Using a different tool is not abandoning the problem.

TacoNissan,

“Hey, so my car is making a weird noise” “Just go out and get a different car then”

JustinHanagan,
@JustinHanagan@kbin.social avatar

"Hey so my free car that was built and maintained entirely by volunteers who received no financial compensation and was provided to me no strings attached is making a weird noise and I don't want to learn how to fix it myself nor am I willing to wait for someone else to fix it, nor am I willing to even tell the car-builders it has a problem."

In this context suggesting they complainer pay for a car doesn't sound so crazy?

TacoNissan, (edited )

No you have it backwards. More like

“hey, this car I bought for a couple grand is being fucky”

“nah man fuck buying a car. Leave that one in the ditch out back, and start driving this one my buddies made and have been fixing for years. Yeah it breaks a lot but hey it’s free. Oh you wanna keep using your old car, you just need an oil change? Bitch, what did I say? Use mine.”

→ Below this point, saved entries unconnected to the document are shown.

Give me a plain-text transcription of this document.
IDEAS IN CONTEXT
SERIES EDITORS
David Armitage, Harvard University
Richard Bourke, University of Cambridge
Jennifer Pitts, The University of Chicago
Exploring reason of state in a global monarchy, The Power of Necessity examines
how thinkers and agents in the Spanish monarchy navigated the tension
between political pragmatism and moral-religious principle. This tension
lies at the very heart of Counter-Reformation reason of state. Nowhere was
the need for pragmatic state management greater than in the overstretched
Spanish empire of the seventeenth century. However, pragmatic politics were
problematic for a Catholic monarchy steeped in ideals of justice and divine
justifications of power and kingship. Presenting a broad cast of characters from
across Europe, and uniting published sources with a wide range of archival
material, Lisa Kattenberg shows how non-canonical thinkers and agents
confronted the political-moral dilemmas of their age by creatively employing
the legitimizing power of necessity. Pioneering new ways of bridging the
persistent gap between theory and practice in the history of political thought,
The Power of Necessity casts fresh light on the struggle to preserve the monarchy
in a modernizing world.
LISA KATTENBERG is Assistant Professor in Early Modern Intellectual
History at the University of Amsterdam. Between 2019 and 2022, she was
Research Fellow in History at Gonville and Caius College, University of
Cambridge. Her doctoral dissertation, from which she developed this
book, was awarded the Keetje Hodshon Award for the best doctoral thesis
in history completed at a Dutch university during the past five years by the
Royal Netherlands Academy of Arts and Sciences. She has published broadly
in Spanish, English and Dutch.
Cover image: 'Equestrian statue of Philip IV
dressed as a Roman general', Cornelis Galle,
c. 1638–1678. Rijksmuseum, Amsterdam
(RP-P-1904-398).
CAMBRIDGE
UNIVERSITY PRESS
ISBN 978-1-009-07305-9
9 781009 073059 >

Oh yeah btw, that new car, gas and brake are reversed. Nonono it’s ok just get used to it or you’re a dumbass

pkulak,

No, not at all. More like, if your car is broken you could also ride a bike, or walk, or take a bus or a cab or a train or an airplane. Sometimes it’s helpful to have solutions presented that you didn’t even think of. Like how you assumed that the only way to deal with a broken car is to fix it or buy a new one. That’s not true at all, and I’m here to help you explore all the ways to solve your problem, not just the ones at the top of your mind at the moment.

TacoNissan,

Yeah but I wanted my car fixed. Sure I’m riding my bike while it’s broken, but I want to fix my car.

Honytawk,

If they ask help with a problem in software, then telling them to switch to a completely different software is never a solution.

If the software is forced by the company they work for, then they do not have a choice to install a different one.

So stop looking at problems from only your perspective.

pkulak,

It’s the only perspective I have, unfortunately.

tuhriel,

There are always two opinions: mine and the wrong one

Kolanaki,
@Kolanaki@yiffit.net avatar

You could be tied to a specific piece of shit you don’t like because it’s what your job requires you to use.

I had to work with Salesforce and when I’d complain about it, Id be given all sorts of alternatives. These are nice but… The dude in charge of what the rest of us had to use liked Salesforce, so we all suffered.

drwho,
@drwho@beehaw.org avatar

Atlassian, too.

Luisp,

You are not buying a house, if the software is free it’s more like a expropriation

dallo,

You can pay each month or be free forever.

millie,

That’s goofy.

It’s like someone hearing someone complaining about a slum lord and pointing them to a company that gives out free parcels of land with free trailers on them. It’s not usually, like, a mansion, but it’ll do.